Mystery books (1)

Old book bindings

Row of books from Merton College Library. By Tom Murphy VII (Own work) [GFDL, CC-BY-SA-3.0 or CC BY-SA 2.0], via Wikimedia Commons

No, not volumes containing tales of mystery, but those which present a mystery (or a headache, depending on the time of day) for yours truly when cataloguing in historic houses. These books are usually incomplete and rather worn out over time. It’s not so bad if the title page is still present, but it becomes trickier in the absence of one. Even more so when, once the book is roughly identified, it turns out there is more than one edition listed on the union catalogue! The other problem might be that I don’t always have access to the large online databases for eighteenth-century and earlier English language books. IMG_0769

Like a detective, the intrepid bookcataloguer needs to search for clues to help identify the item in hand. Sometimes it is a relatively straightforward process of deduction; at other times, it is simply impossible to figure out what the book is.

For example, here is one that I found recently at Erddig. The book lacks a title page and doesn’t for the most part have page numbering. It clearly is a Greek-Latin dictionary and my instinct was that it is eighteenth century.
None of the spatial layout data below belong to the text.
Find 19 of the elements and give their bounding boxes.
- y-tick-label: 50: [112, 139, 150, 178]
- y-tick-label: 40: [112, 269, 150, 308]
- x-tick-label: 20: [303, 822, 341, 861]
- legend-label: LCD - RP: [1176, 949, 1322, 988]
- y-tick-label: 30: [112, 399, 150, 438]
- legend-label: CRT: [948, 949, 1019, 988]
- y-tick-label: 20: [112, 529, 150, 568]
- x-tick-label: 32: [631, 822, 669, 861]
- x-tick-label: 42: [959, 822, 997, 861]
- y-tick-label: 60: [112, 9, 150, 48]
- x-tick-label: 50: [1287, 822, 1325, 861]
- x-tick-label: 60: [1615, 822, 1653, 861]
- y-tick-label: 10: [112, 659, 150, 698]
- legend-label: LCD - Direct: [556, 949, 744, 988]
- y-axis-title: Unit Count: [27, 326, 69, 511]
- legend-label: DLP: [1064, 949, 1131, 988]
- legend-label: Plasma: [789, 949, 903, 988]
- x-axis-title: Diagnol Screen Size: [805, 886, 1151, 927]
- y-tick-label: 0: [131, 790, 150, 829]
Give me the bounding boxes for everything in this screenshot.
The absence of page numbers for the majority of the book (there was a section at the end which did have numbering) meant that I had to look at the signatures at the bottom of the leaves. The first one I found was D1 – clearly, the book didn’t just miss its title page, but also most of the first three gatherings.

In the handpress period (i.e. before ca. 1820), pages were set on large sheets of paper which were folded after printing. Depending on the number of folds, the leaves would be marked up with a signature (A1, A2, A3, etc.) at the bottom of the right side of the leaf (recto). After folding, the leaves would then be gathered and bound (hence, gatherings).
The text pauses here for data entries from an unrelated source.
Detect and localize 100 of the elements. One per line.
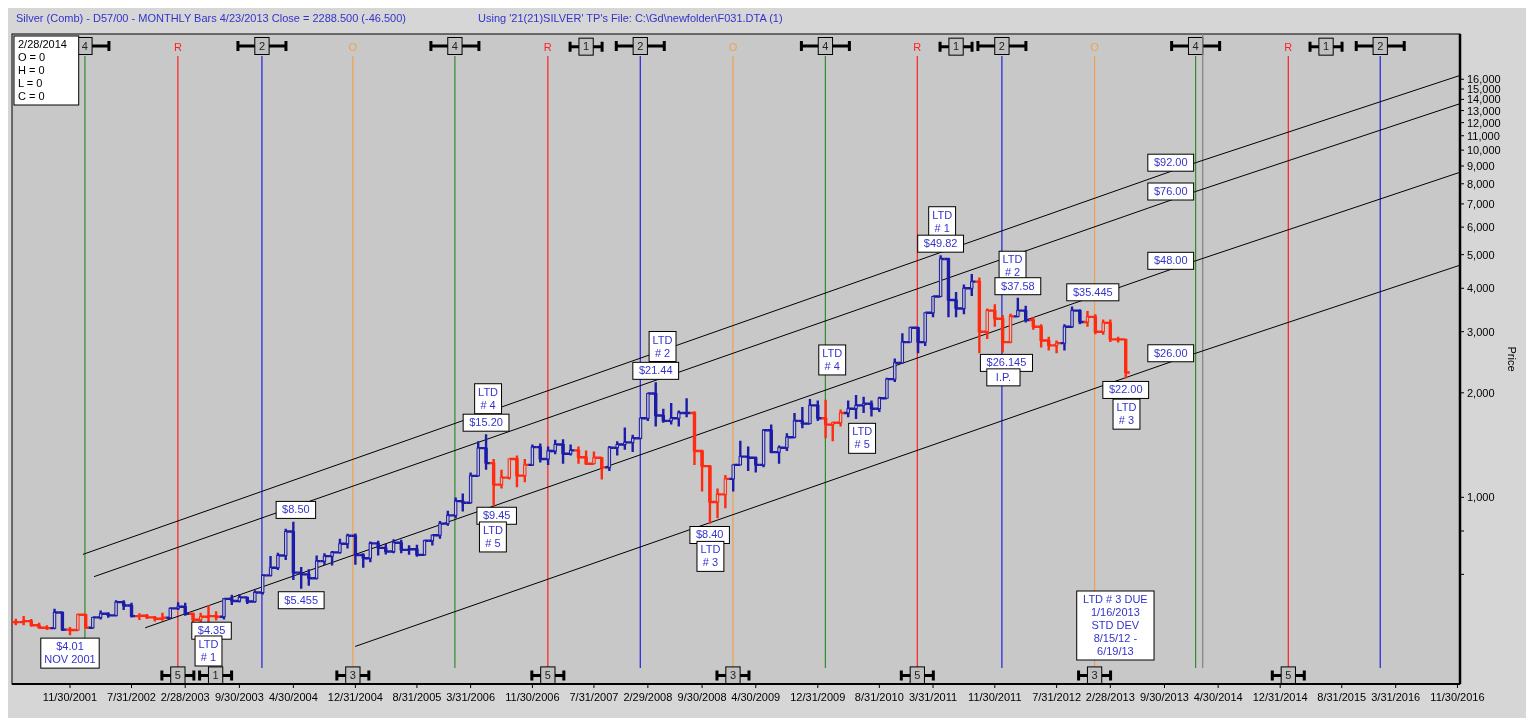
annotation: LTD # 5 [482,523,503,549]
x-tick-label: 9/30/2013 [1140,691,1189,703]
ref-line-label: 4 [1192,39,1199,52]
ref-line-label: 4 [81,39,88,52]
candlestick [83,612,88,630]
annotation: 1 [212,668,219,681]
x-tick-label: 3/31/2006 [446,691,496,703]
x-tick-label: 9/30/2003 [214,691,264,703]
annotation: 5 [544,668,551,681]
x-tick-label: 11/30/2011 [968,691,1022,703]
y-tick-label: 6,000 [1467,221,1495,234]
y-tick-label: 4,000 [1467,282,1495,295]
x-tick-label: 12/31/2004 [327,691,383,703]
annotation: LTD # 1 [932,208,953,234]
x-tick-label: 12/31/2014 [1252,691,1308,703]
x-tick-label: 9/30/2008 [677,691,727,703]
ref-line-label: 4 [451,39,458,52]
y-tick-label: 12,000 [1467,116,1501,129]
candlestick [114,599,118,618]
x-tick-label: 8/31/2005 [392,691,442,703]
x-tick-label: 2/28/2003 [160,691,210,703]
annotation: $8.50 [282,503,310,516]
annotation: I.P. [995,370,1011,383]
candlestick [885,376,889,400]
candlestick [908,325,912,344]
annotation: LTD # 3 DUE 1/16/2013 STD DEV 8/15/12 - 6/19/13 [1083,593,1148,657]
x-tick-label: 11/30/2016 [1430,691,1485,703]
annotation: $22.00 [1108,383,1143,396]
x-tick-label: 11/30/2006 [505,691,560,703]
annotation: LTD # 2 [652,333,673,359]
x-tick-label: 3/31/2011 [908,691,958,703]
annotation: $9.45 [482,509,511,522]
annotation: $48.00 [1153,254,1188,267]
annotation: 3 [349,668,356,681]
annotation: 1 [953,40,960,53]
x-tick-label: 7/31/2002 [107,691,156,703]
y-axis-title: Price [1506,346,1518,372]
annotation: 1 [583,40,590,53]
annotation: 5 [914,668,921,681]
x-tick-label: 4/30/2014 [1193,691,1243,703]
candlestick [422,538,427,557]
x-tick-label: 3/31/2016 [1371,691,1421,703]
y-tick-label: 7,000 [1467,197,1495,210]
candlestick [76,612,80,632]
ref-line-label: 2 [998,39,1005,52]
chart-subtitle: Using '21(21)SILVER' TP's File: C:\Gd\newfolder\F031.DTA (1) [478,12,783,24]
annotation: $35.445 [1072,285,1113,298]
annotation: $26.145 [986,356,1027,369]
x-tick-label: 7/31/2012 [1032,691,1082,703]
annotation: LTD # 4 [478,385,499,411]
y-tick-label: 11,000 [1467,129,1500,142]
ref-line-label: O [1090,41,1100,53]
ref-line-label: R [1284,41,1293,53]
annotation: 3 [1091,668,1098,681]
chart-title: Silver (Comb) - D57/00 - MONTHLY Bars 4/23/2013 Close = 2288.500 (-46.500) [16,12,406,24]
ref-line-label: R [913,41,922,53]
y-tick-label: 5,000 [1467,248,1495,261]
annotation: 5 [174,668,181,681]
ref-line-label: O [348,41,358,53]
y-tick-label: 9,000 [1467,160,1495,173]
annotation: $4.35 [197,624,226,637]
annotation: LTD # 3 [700,543,721,569]
y-tick-label: 1,000 [1467,491,1495,504]
candlestick [507,457,512,481]
annotation: $92.00 [1153,156,1188,169]
annotation: $5.455 [284,593,319,606]
y-tick-label: 8,000 [1467,177,1495,190]
annotation: LTD # 2 [1002,253,1023,279]
annotation: LTD # 4 [822,346,843,372]
x-tick-label: 2/29/2008 [623,691,673,703]
ref-line-label: O [728,41,738,53]
annotation: 5 [1285,668,1292,681]
x-tick-label: 4/30/2009 [731,691,781,703]
x-tick-label: 4/30/2004 [268,691,318,703]
x-tick-label: 12/31/2009 [790,691,846,703]
annotation: LTD # 5 [852,425,873,451]
annotation: $37.58 [1001,279,1035,292]
annotation: $21.44 [638,364,673,377]
y-tick-label: 2,000 [1467,386,1495,399]
annotation: $15.20 [469,416,503,429]
x-tick-label: 8/31/2015 [1317,691,1367,703]
x-tick-label: 11/30/2001 [42,691,98,703]
annotation: 1 [1322,40,1330,53]
y-tick-label: 14,000 [1467,93,1501,106]
y-tick-label: 13,000 [1467,104,1501,117]
candlestick [638,417,643,441]
annotation: $26.00 [1153,346,1188,359]
annotation: $49.82 [923,237,958,250]
annotation: LTD # 3 [1116,401,1137,427]
annotation: $4.01 NOV 2001 [44,640,96,666]
ref-line-label: 2 [637,39,644,52]
ref-line-label: 4 [822,39,829,52]
ref-line-label: 2 [1377,39,1384,52]
y-tick-label: 16,000 [1467,73,1501,86]
candlestick [261,573,265,596]
ref-line-label: 2 [258,39,266,52]
annotation: LTD # 1 [198,637,219,663]
x-tick-label: 7/31/2007 [569,691,619,703]
annotation: 2/28/2014 O = 0 H = 0 L = 0 C = 0 [18,38,67,102]
x-tick-label: 8/31/2010 [854,691,904,703]
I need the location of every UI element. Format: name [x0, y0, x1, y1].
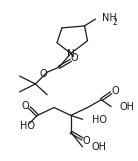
Text: O: O: [39, 69, 47, 79]
Text: N: N: [67, 49, 75, 59]
Text: OH: OH: [120, 102, 135, 112]
Text: HO: HO: [92, 115, 107, 125]
Text: O: O: [71, 53, 79, 63]
Text: O: O: [22, 101, 29, 111]
Text: O: O: [111, 86, 119, 96]
Text: O: O: [83, 136, 90, 146]
Text: HO: HO: [20, 121, 35, 131]
Text: NH: NH: [102, 13, 117, 23]
Text: 2: 2: [113, 18, 117, 27]
Text: OH: OH: [91, 142, 106, 152]
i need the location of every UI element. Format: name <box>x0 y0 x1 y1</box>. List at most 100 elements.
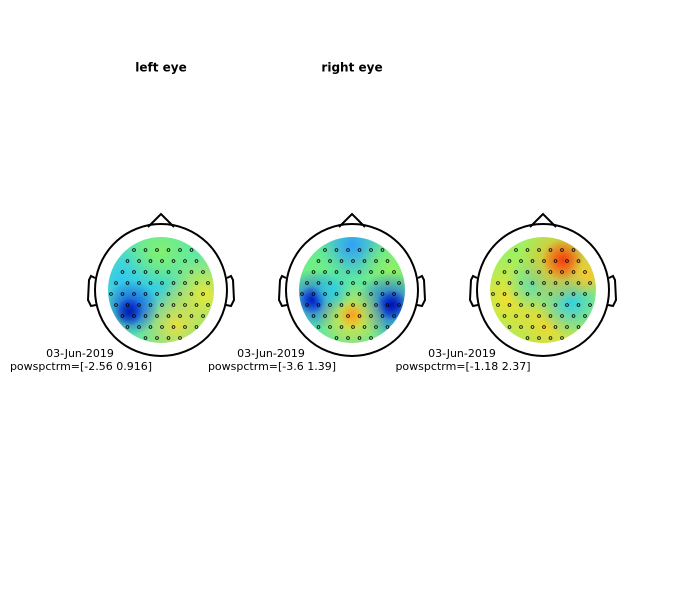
electrode <box>155 336 159 340</box>
electrode <box>583 270 587 274</box>
topoplot <box>86 212 236 357</box>
electrode <box>155 292 159 296</box>
electrode <box>565 259 569 263</box>
electrode <box>548 270 553 274</box>
electrode <box>576 259 581 263</box>
electrode <box>323 270 327 274</box>
electrode <box>571 314 576 318</box>
electrode <box>542 259 546 263</box>
electrode <box>351 325 355 329</box>
panel-range: powspctrm=[-2.56 0.916] <box>10 360 152 373</box>
electrode <box>316 281 321 285</box>
electrode <box>183 303 187 307</box>
electrode <box>311 314 316 318</box>
electrode <box>316 303 321 307</box>
electrode <box>194 281 199 285</box>
electrode <box>120 314 125 318</box>
electrode <box>502 292 507 296</box>
nose <box>529 212 557 228</box>
electrode <box>132 270 136 274</box>
electrode <box>194 259 199 263</box>
electrode <box>397 281 401 285</box>
electrode <box>571 292 576 296</box>
electrode <box>334 248 339 252</box>
electrode <box>496 303 500 307</box>
electrode <box>171 259 176 263</box>
electrode <box>502 314 507 318</box>
electrode <box>201 314 205 318</box>
electrode <box>583 314 587 318</box>
electrode <box>143 270 148 274</box>
electrode <box>392 270 396 274</box>
electrode <box>351 281 355 285</box>
electrode <box>143 314 148 318</box>
electrode <box>560 336 564 340</box>
electrode <box>385 259 390 263</box>
electrode <box>160 303 164 307</box>
electrode <box>148 259 153 263</box>
electrode <box>166 248 171 252</box>
electrode <box>525 314 530 318</box>
electrode <box>530 281 535 285</box>
electrode <box>514 270 518 274</box>
electrode <box>305 281 309 285</box>
panel-title: left eye <box>135 61 187 75</box>
electrode <box>502 270 507 274</box>
electrode <box>576 325 581 329</box>
electrode <box>137 325 141 329</box>
electrode <box>530 325 535 329</box>
electrode <box>206 303 210 307</box>
electrode <box>553 303 558 307</box>
electrode <box>334 270 339 274</box>
electrode <box>514 248 518 252</box>
electrode <box>160 325 164 329</box>
electrode <box>328 259 332 263</box>
electrode <box>178 314 182 318</box>
color-blob <box>311 269 353 311</box>
panel-date: 03-Jun-2019 <box>237 347 305 360</box>
ear-left <box>468 274 479 308</box>
ear-right <box>416 274 427 308</box>
electrode <box>328 281 332 285</box>
electrode <box>114 303 118 307</box>
electrode <box>553 281 558 285</box>
electrode <box>548 248 553 252</box>
electrode <box>178 270 182 274</box>
electrode <box>137 303 141 307</box>
electrode <box>114 281 118 285</box>
electrode <box>560 314 564 318</box>
electrode <box>362 281 367 285</box>
electrode <box>305 303 309 307</box>
electrode <box>143 248 148 252</box>
electrode <box>155 248 159 252</box>
head <box>476 223 610 357</box>
electrode <box>206 281 210 285</box>
electrode <box>369 270 373 274</box>
topography <box>299 237 405 343</box>
electrode <box>357 314 362 318</box>
electrode <box>323 292 327 296</box>
electrode <box>548 314 553 318</box>
electrode <box>380 292 385 296</box>
electrode <box>166 270 171 274</box>
electrode <box>148 281 153 285</box>
electrode <box>194 303 199 307</box>
electrode <box>583 292 587 296</box>
electrode <box>537 292 541 296</box>
electrode <box>519 259 523 263</box>
electrode <box>525 336 530 340</box>
electrode <box>171 303 176 307</box>
topography <box>108 237 214 343</box>
electrode <box>178 248 182 252</box>
electrode <box>155 270 159 274</box>
electrode <box>160 281 164 285</box>
electrode <box>507 325 512 329</box>
electrode <box>328 325 332 329</box>
panel-date: 03-Jun-2019 <box>46 347 114 360</box>
electrode <box>560 292 564 296</box>
electrode <box>357 292 362 296</box>
electrode <box>300 292 304 296</box>
ear-right <box>607 274 618 308</box>
electrode <box>143 292 148 296</box>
The next thing I looked for was any additional information in the book itself. This is where any marginal or intertextual scribbles become very useful indeed!

In this case, it was clearly heavily used, probably in a school context. There were plenty of doodles and annotations to suggest that the dictionary had been used by a young person of school age. On leaf 3F3 I found the inscription ‘Brownlow Yorke’, born in 1777, and a son of Philip I Yorke and Elizabeth Cust. Brownlow died in 1803. That gave me a rough idea of the age of the book.
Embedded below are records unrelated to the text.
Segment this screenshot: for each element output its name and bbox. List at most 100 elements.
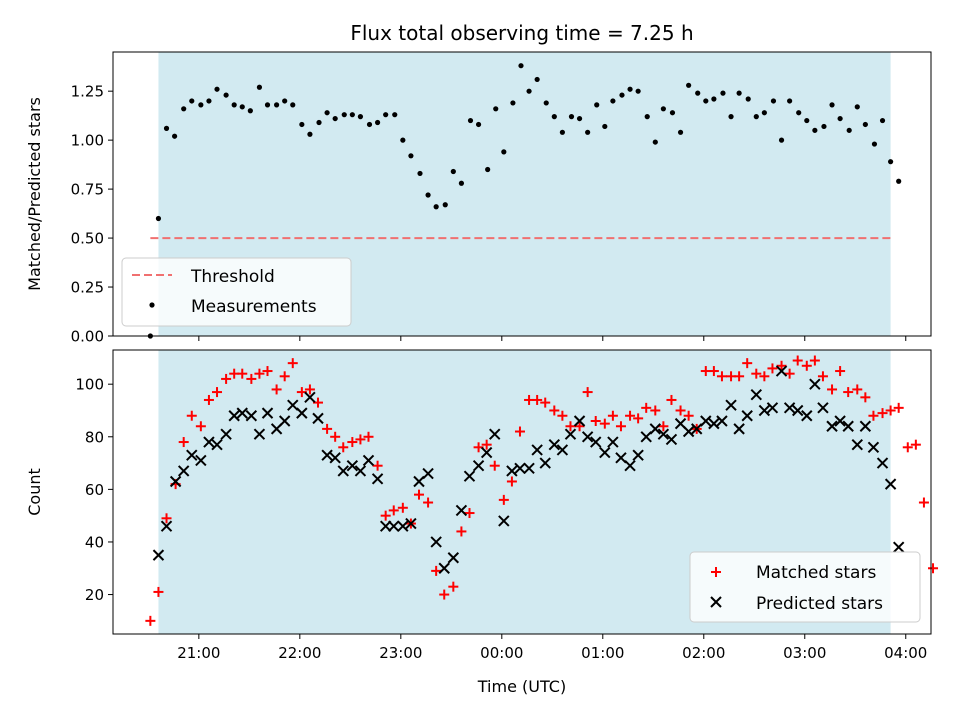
predicted-star-point: [817, 402, 829, 414]
top-ytick-label: 0.25: [71, 279, 104, 297]
predicted-star-point: [203, 436, 215, 448]
matched-star-point: [203, 394, 214, 405]
predicted-star-point: [691, 423, 703, 435]
predicted-star-point: [472, 459, 485, 472]
measurement-point: [501, 149, 507, 155]
measurement-point: [610, 98, 616, 104]
matched-star-point: [464, 508, 475, 519]
matched-star-point: [817, 371, 828, 382]
matched-star-point: [565, 421, 576, 432]
matched-star-point: [372, 460, 383, 471]
measurement-point: [274, 102, 280, 108]
matched-star-point: [489, 460, 500, 471]
matched-star-point: [658, 421, 669, 432]
matched-star-point: [708, 366, 719, 377]
matched-star-point: [456, 526, 467, 537]
bottom-ytick-label: 60: [85, 481, 104, 499]
measurement-point: [442, 202, 448, 208]
top-ytick-label: 1.00: [71, 132, 104, 150]
matched-star-point: [625, 410, 636, 421]
measurement-point: [214, 86, 220, 92]
bottom-panel: 20 40 60 80 100 21:00 22:00 23:00 00:00 01:00 02:…: [25, 349, 939, 696]
measurement-point: [821, 123, 827, 130]
predicted-star-point: [422, 467, 434, 480]
top-y-ticks: 0.00 0.25 0.50 0.75 1.00 1.25: [71, 83, 113, 346]
matched-star-point: [827, 384, 838, 395]
measurement-point: [231, 102, 237, 108]
measurement-point: [812, 127, 818, 133]
legend-measurements-label: Measurements: [191, 297, 317, 317]
measurement-point: [239, 104, 245, 110]
matched-star-point: [641, 402, 652, 413]
measurement-point: [551, 114, 557, 120]
measurement-point: [206, 98, 212, 104]
measurement-point: [417, 170, 423, 177]
measurement-point: [652, 139, 658, 145]
matched-star-point: [532, 394, 543, 405]
predicted-star-point: [220, 428, 232, 440]
measurement-point: [559, 129, 565, 135]
measurement-point: [349, 112, 355, 118]
bottom-xtick-label: 01:00: [581, 644, 624, 662]
predicted-star-point: [834, 415, 846, 427]
measurement-point: [332, 115, 338, 122]
predicted-star-point: [801, 410, 813, 422]
measurement-point: [854, 104, 860, 110]
measurement-point: [475, 121, 482, 128]
bottom-xtick-label: 23:00: [379, 644, 422, 662]
predicted-star-point: [463, 470, 476, 482]
bottom-ytick-label: 100: [75, 376, 104, 394]
top-legend-box: [121, 257, 352, 327]
predicted-star-point: [245, 410, 258, 422]
predicted-star-point: [741, 410, 753, 422]
matched-star-point: [262, 366, 273, 377]
predicted-star-point: [615, 452, 627, 464]
measurement-point: [256, 84, 263, 90]
predicted-star-point: [413, 475, 425, 488]
predicted-star-point: [236, 407, 248, 419]
measurement-point: [543, 100, 549, 106]
predicted-star-point: [750, 388, 762, 401]
matched-star-point: [161, 513, 172, 524]
measurement-point: [341, 112, 347, 118]
predicted-star-point: [590, 436, 602, 448]
measurement-point: [383, 112, 389, 118]
matched-star-point: [767, 363, 778, 374]
measurement-point: [307, 131, 313, 137]
predicted-star-point: [489, 428, 501, 440]
measurement-point: [324, 110, 330, 116]
measurement-point: [290, 102, 296, 108]
bottom-xtick-label: 21:00: [177, 644, 220, 662]
predicted-star-point: [287, 399, 299, 411]
predicted-star-point: [716, 415, 728, 427]
predicted-star-point: [632, 449, 644, 461]
matched-star-point: [835, 366, 846, 377]
predicted-star-point: [573, 415, 586, 427]
predicted-star-point: [791, 404, 804, 417]
matched-star-point: [313, 397, 324, 408]
predicted-star-point: [430, 536, 442, 548]
matched-star-point: [423, 497, 434, 508]
legend-predicted-swatch: [710, 596, 722, 608]
legend-matched-swatch: [711, 567, 721, 577]
matched-star-point: [296, 387, 307, 398]
measurement-point: [846, 127, 852, 133]
matched-star-point: [599, 418, 610, 429]
matched-star-point: [557, 410, 568, 421]
measurement-point: [660, 106, 666, 112]
top-legend: Threshold Measurements: [121, 257, 352, 327]
measurement-point: [450, 168, 456, 175]
predicted-star-point: [607, 436, 619, 448]
predicted-star-point: [775, 365, 788, 377]
predicted-star-point: [346, 459, 359, 472]
predicted-star-point: [362, 454, 375, 467]
measurement-point: [871, 141, 878, 147]
matched-star-point: [742, 358, 753, 369]
measurement-point: [879, 117, 886, 124]
measurement-point: [711, 96, 717, 102]
matched-star-point: [809, 355, 820, 366]
matched-star-point: [279, 371, 290, 382]
measurement-point: [745, 96, 751, 102]
measurement-point: [585, 129, 591, 135]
Turning to the ESTC (English Short Title Catalogue), which lists all books printed before 1800 in England and in English, it was time to try finding other copies of the same work so that my own catalogue entry could be completed. This is where it got tricky. Although I managed to track down the most likely candidate for this mystery volume (Cornelis Schrevel’s Lexicon manuale græco-latinum & latino-græcum, a standard dictionary), it turned out to have been published in four different editions in the late 1780s and 1790s. My hunch is that it might be fifteenth edition published in 1791, which would make it an appropriate item for a 14-year-old boy learning his classics, but without being able to compare it with other copies (digitised versions are available, but only via subscription), I cannot be definitive.